В следующий раз, когда его спросят, что он хотел бы получить в подарок (Амайаз пообещал ему, что Айсата – первая, но не последняя), он закажет себе блондинку. Западную сучку. Нет лучше способа борьбы с неверными – до того, как дашь им лизнуть свой кинжал, – чем трахать их баб.
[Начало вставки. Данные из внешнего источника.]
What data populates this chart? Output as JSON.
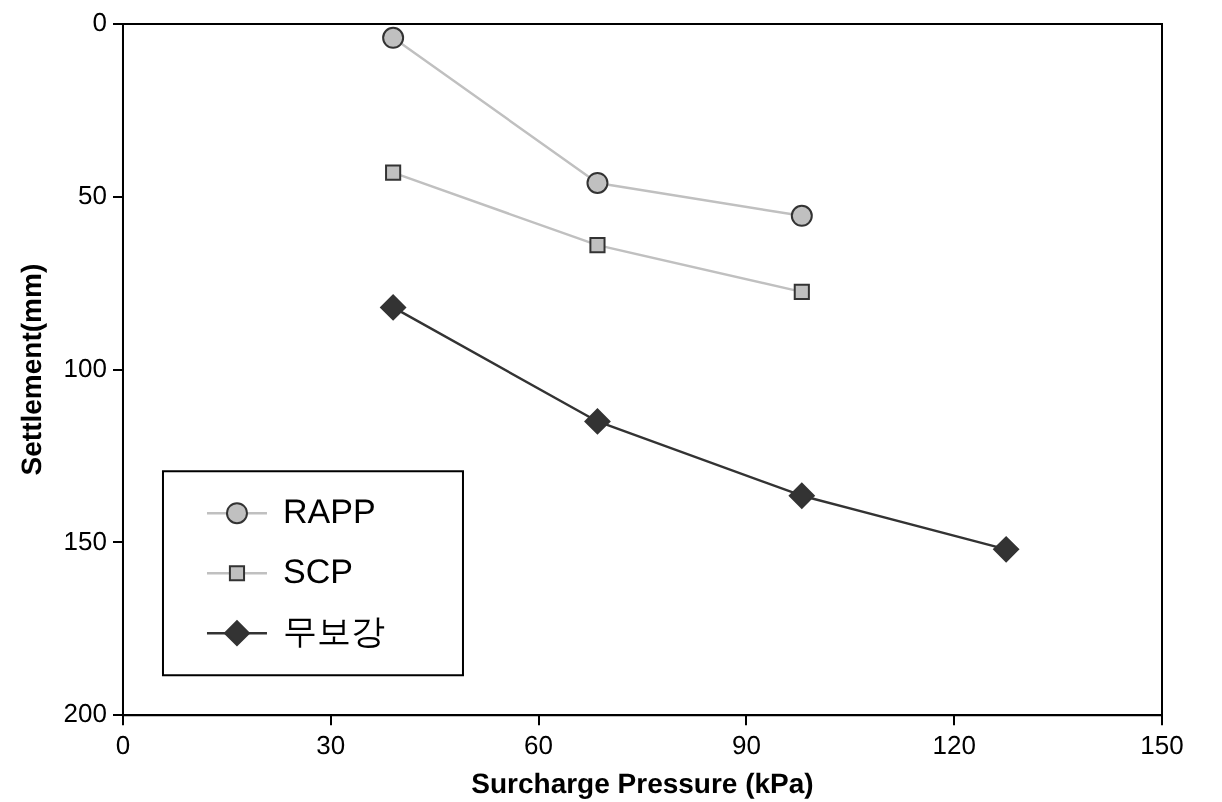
{
  "chart_data": {
    "type": "line",
    "xlabel": "Surcharge Pressure (kPa)",
    "ylabel": "Settlement(mm)",
    "xlim": [
      0,
      150
    ],
    "xticks": [
      0,
      30,
      60,
      90,
      120,
      150
    ],
    "ylim": [
      200,
      0
    ],
    "yticks": [
      0,
      50,
      100,
      150,
      200
    ],
    "grid": false,
    "legend": "bottom left",
    "series": [
      {
        "name": "RAPP",
        "color": "#c0c0c0",
        "marker": "circle",
        "x": [
          39,
          68.5,
          98
        ],
        "values": [
          4,
          46,
          55.5
        ]
      },
      {
        "name": "SCP",
        "color": "#c0c0c0",
        "marker": "square",
        "x": [
          39,
          68.5,
          98
        ],
        "values": [
          43,
          64,
          77.5
        ]
      },
      {
        "name": "무보강",
        "color": "#333333",
        "marker": "diamond",
        "x": [
          39,
          68.5,
          98,
          127.5
        ],
        "values": [
          82,
          115,
          136.5,
          152
        ]
      }
    ]
  }
}
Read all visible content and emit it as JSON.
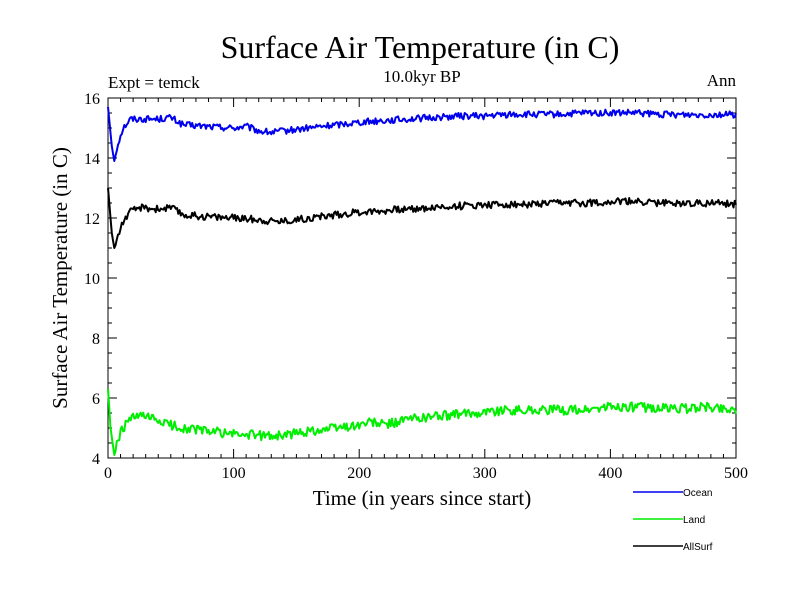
{
  "chart_data": {
    "type": "line",
    "title": "Surface Air Temperature (in C)",
    "subtitle": "10.0kyr BP",
    "left_label": "Expt = temck",
    "right_label": "Ann",
    "xlabel": "Time (in years since start)",
    "ylabel": "Surface Air Temperature (in C)",
    "xlim": [
      0,
      500
    ],
    "ylim": [
      4,
      16
    ],
    "x_ticks": [
      0,
      100,
      200,
      300,
      400,
      500
    ],
    "y_ticks": [
      4,
      6,
      8,
      10,
      12,
      14,
      16
    ],
    "grid": false,
    "legend_position": "bottom-right",
    "series": [
      {
        "name": "Ocean",
        "color": "#0000ee",
        "points": [
          [
            0,
            15.7
          ],
          [
            3,
            14.4
          ],
          [
            5,
            13.9
          ],
          [
            8,
            14.5
          ],
          [
            12,
            15.0
          ],
          [
            18,
            15.3
          ],
          [
            25,
            15.3
          ],
          [
            40,
            15.3
          ],
          [
            50,
            15.35
          ],
          [
            60,
            15.1
          ],
          [
            80,
            15.05
          ],
          [
            100,
            15.0
          ],
          [
            110,
            15.05
          ],
          [
            120,
            14.9
          ],
          [
            130,
            14.85
          ],
          [
            140,
            14.9
          ],
          [
            160,
            15.0
          ],
          [
            180,
            15.1
          ],
          [
            200,
            15.2
          ],
          [
            220,
            15.25
          ],
          [
            240,
            15.3
          ],
          [
            260,
            15.35
          ],
          [
            280,
            15.4
          ],
          [
            300,
            15.4
          ],
          [
            320,
            15.45
          ],
          [
            340,
            15.45
          ],
          [
            360,
            15.45
          ],
          [
            380,
            15.5
          ],
          [
            400,
            15.5
          ],
          [
            420,
            15.5
          ],
          [
            440,
            15.45
          ],
          [
            460,
            15.45
          ],
          [
            480,
            15.45
          ],
          [
            500,
            15.45
          ]
        ]
      },
      {
        "name": "Land",
        "color": "#00ee00",
        "points": [
          [
            0,
            6.3
          ],
          [
            2,
            5.0
          ],
          [
            5,
            4.1
          ],
          [
            8,
            4.6
          ],
          [
            12,
            5.0
          ],
          [
            18,
            5.3
          ],
          [
            25,
            5.4
          ],
          [
            35,
            5.3
          ],
          [
            50,
            5.1
          ],
          [
            60,
            5.0
          ],
          [
            80,
            4.9
          ],
          [
            100,
            4.8
          ],
          [
            120,
            4.75
          ],
          [
            140,
            4.75
          ],
          [
            160,
            4.9
          ],
          [
            180,
            5.0
          ],
          [
            200,
            5.1
          ],
          [
            210,
            5.2
          ],
          [
            220,
            5.1
          ],
          [
            240,
            5.3
          ],
          [
            260,
            5.4
          ],
          [
            280,
            5.45
          ],
          [
            300,
            5.55
          ],
          [
            320,
            5.6
          ],
          [
            340,
            5.6
          ],
          [
            360,
            5.6
          ],
          [
            380,
            5.6
          ],
          [
            400,
            5.7
          ],
          [
            420,
            5.7
          ],
          [
            440,
            5.65
          ],
          [
            460,
            5.65
          ],
          [
            480,
            5.7
          ],
          [
            500,
            5.6
          ]
        ]
      },
      {
        "name": "AllSurf",
        "color": "#000000",
        "points": [
          [
            0,
            13.0
          ],
          [
            3,
            11.5
          ],
          [
            5,
            11.0
          ],
          [
            8,
            11.4
          ],
          [
            12,
            11.9
          ],
          [
            18,
            12.2
          ],
          [
            25,
            12.35
          ],
          [
            40,
            12.3
          ],
          [
            50,
            12.35
          ],
          [
            60,
            12.1
          ],
          [
            80,
            12.05
          ],
          [
            100,
            12.0
          ],
          [
            120,
            11.95
          ],
          [
            130,
            11.9
          ],
          [
            140,
            11.9
          ],
          [
            160,
            12.0
          ],
          [
            180,
            12.1
          ],
          [
            200,
            12.2
          ],
          [
            220,
            12.25
          ],
          [
            240,
            12.3
          ],
          [
            260,
            12.35
          ],
          [
            280,
            12.4
          ],
          [
            300,
            12.45
          ],
          [
            320,
            12.45
          ],
          [
            340,
            12.45
          ],
          [
            360,
            12.5
          ],
          [
            380,
            12.5
          ],
          [
            400,
            12.55
          ],
          [
            420,
            12.55
          ],
          [
            440,
            12.5
          ],
          [
            460,
            12.5
          ],
          [
            480,
            12.5
          ],
          [
            500,
            12.45
          ]
        ]
      }
    ]
  }
}
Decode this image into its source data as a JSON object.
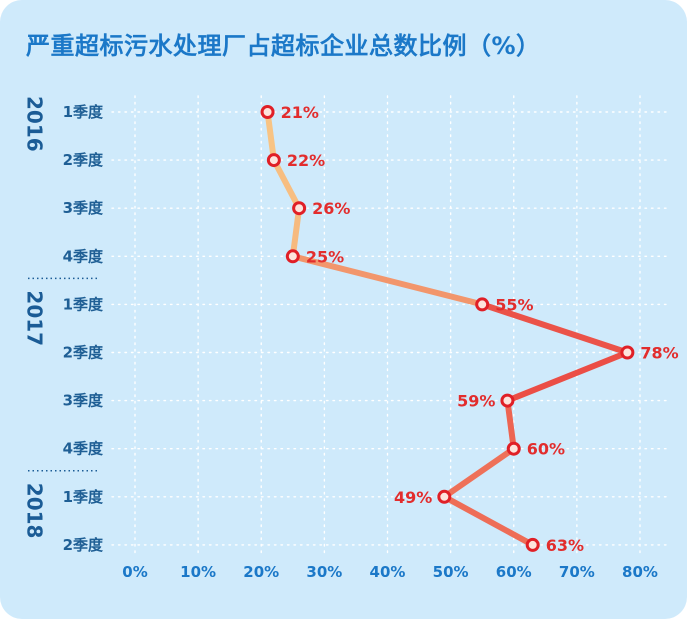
{
  "title": "严重超标污水处理厂占超标企业总数比例（%）",
  "chart_data": {
    "type": "line",
    "orientation": "vertical-categories",
    "title": "严重超标污水处理厂占超标企业总数比例（%）",
    "xlim": [
      0,
      80
    ],
    "x_ticks": [
      "0%",
      "10%",
      "20%",
      "30%",
      "40%",
      "50%",
      "60%",
      "70%",
      "80%"
    ],
    "grid": true,
    "groups": [
      {
        "year": "2016",
        "quarters": [
          "1季度",
          "2季度",
          "3季度",
          "4季度"
        ]
      },
      {
        "year": "2017",
        "quarters": [
          "1季度",
          "2季度",
          "3季度",
          "4季度"
        ]
      },
      {
        "year": "2018",
        "quarters": [
          "1季度",
          "2季度"
        ]
      }
    ],
    "series": [
      {
        "values": [
          21,
          22,
          26,
          25,
          55,
          78,
          59,
          60,
          49,
          63
        ],
        "labels": [
          "21%",
          "22%",
          "26%",
          "25%",
          "55%",
          "78%",
          "59%",
          "60%",
          "49%",
          "63%"
        ]
      }
    ],
    "colors": {
      "line_low": "#f8c886",
      "line_high": "#e8363a",
      "marker_stroke": "#e01f26",
      "marker_fill": "#fde3dc",
      "grid": "#ffffff",
      "tick": "#1b78c8",
      "label": "#e22d2d"
    }
  }
}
В берлогу команданте Мусы скользнул, пробившись сквозь пальмовые листья, солнечный луч – божественный вечерний луч. Перед дверью сидели и играли в кости его телохранители, положив на пол рядом с собой калаши. Амайаз и Али устроились в глубоких креслах с бутылкой виски. Под ногами у них лежали, образуя мозаику, мягкие пушистые ковры. Кондиционер гонял затхлый воздух, смешанный с табачной вонью и запахом мокрой псины. Эти ковры Мусе преподнес тоже Амайаз, утверждавший, что их у него больше десяти тысяч – один дороже другого. Он натащил их из разных исламских стран, а хранил в пещере Адрар-Ифораса.
– Надеюсь, теперь ты станешь звать меня Амайазом Щедрым, – сказал он, раскладывая свои дары.
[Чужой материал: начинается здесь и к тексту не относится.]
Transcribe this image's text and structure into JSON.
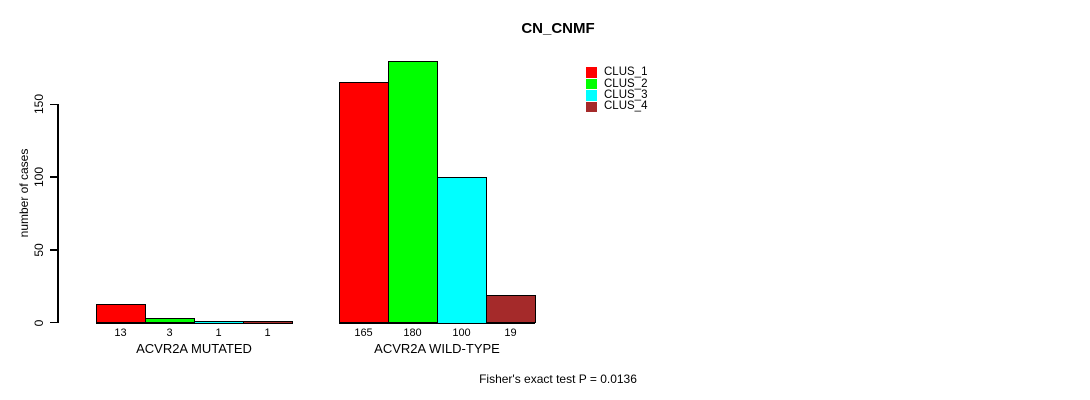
{
  "chart_data": {
    "type": "bar",
    "title": "CN_CNMF",
    "xlabel": "",
    "ylabel": "number of cases",
    "ylim": [
      0,
      185
    ],
    "yticks": [
      0,
      50,
      100,
      150
    ],
    "grid": false,
    "legend_position": "top-right",
    "categories": [
      "ACVR2A MUTATED",
      "ACVR2A WILD-TYPE"
    ],
    "series": [
      {
        "name": "CLUS_1",
        "color": "#FF0000",
        "values": [
          13,
          165
        ]
      },
      {
        "name": "CLUS_2",
        "color": "#00FF00",
        "values": [
          3,
          180
        ]
      },
      {
        "name": "CLUS_3",
        "color": "#00FFFF",
        "values": [
          1,
          100
        ]
      },
      {
        "name": "CLUS_4",
        "color": "#A52A2A",
        "values": [
          1,
          19
        ]
      }
    ],
    "bar_value_labels": [
      [
        "13",
        "3",
        "1",
        "1"
      ],
      [
        "165",
        "180",
        "100",
        "19"
      ]
    ],
    "annotation": "Fisher's exact test P = 0.0136"
  }
}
До сих пор он был известен как Амайаз Жестокий, Амайаз Посредник или Амайаз Вероломный.
Муса часто со смехом говорил ему: «Тебе доверяют те, кто с тобой незнаком. Ты умеешь задурить людям голову. Знали бы они, каков ты на самом деле – негодяй до мозга костей. За это я тебя и люблю».
Амайаз родился больше 60 лет назад посреди барханов, но неподалеку от колодца. Едва покинув материнскую утробу, он ощутил дыхание пустыни. Дед обучил его языку камней и племенной мудрости. Дед умер. Отец тоже умер (осев на одном месте, он поставил шатер во дворе своего дома). Умерли и братья (их убили члены алжирской партии «Исламский фронт спасения» в 1980-х).
Самым печальным днем в своей жизни Амайаз считал тот, когда он в первый раз пошел в школу. Он почувствовал себя мулом, привязанным к столбу. Неудачи избороздили морщинами его лицо, выбелили его бороду, обуглили его щеки. Вечно в лагере проигравших, вечно понукаемый другими, он сражался с палестинцами, служил наемником у Каддафи и гонялся за исламистами. После смерти Полковника ему пришлось срочно перекрашиваться, что он в очередной раз и сделал.
У него имелся свой «хрустальный шар» – Сахара. Ничто не могло укрыться от его глаз – таких же голубых, как его тюрбан. Они обшаривали окрестности, все замечали и все запоминали. Его репутации ясновидящего немало способствовала сеть осведомителей, снабженных спутниковыми телефонами, и целый парк пикапов с десятицилиндровыми двигателями. Тот, у кого возникала нужда поймать и доставить заложника, купить оружие, спрятать партию наркотиков, найти и оборудовать укрытие для отряда боевиков, связывался с Вероломным, и тот отвечал: «Сейчас буду». Он был одним из немногих, кто мог с быстротой ветра и легкостью пыли пересечь пустыню, выжженную солнцем. Его слава шла впереди него. Слава Жестокого.
С команданте Мусой они заключили взаимовыгодный договор. Он, в юности плененный пустыней, ее барханами и оврагами, в которых ему чудилось присутствие Всевышнего, зачарованный ее кустарниками и источниками, опьяненный ее небесами, понятными ему, как открытая книга, теперь думал только о выгоде. Он вел рискованную жизнь и знал, что бежит как одержимый вперед наперегонки со смертью. Что ж, для бизнеса это только плюс. Не случайно Муса именно ему доверил охрану своих складов в Северном Мали и все грузовые перевозки между Мали и Триполи.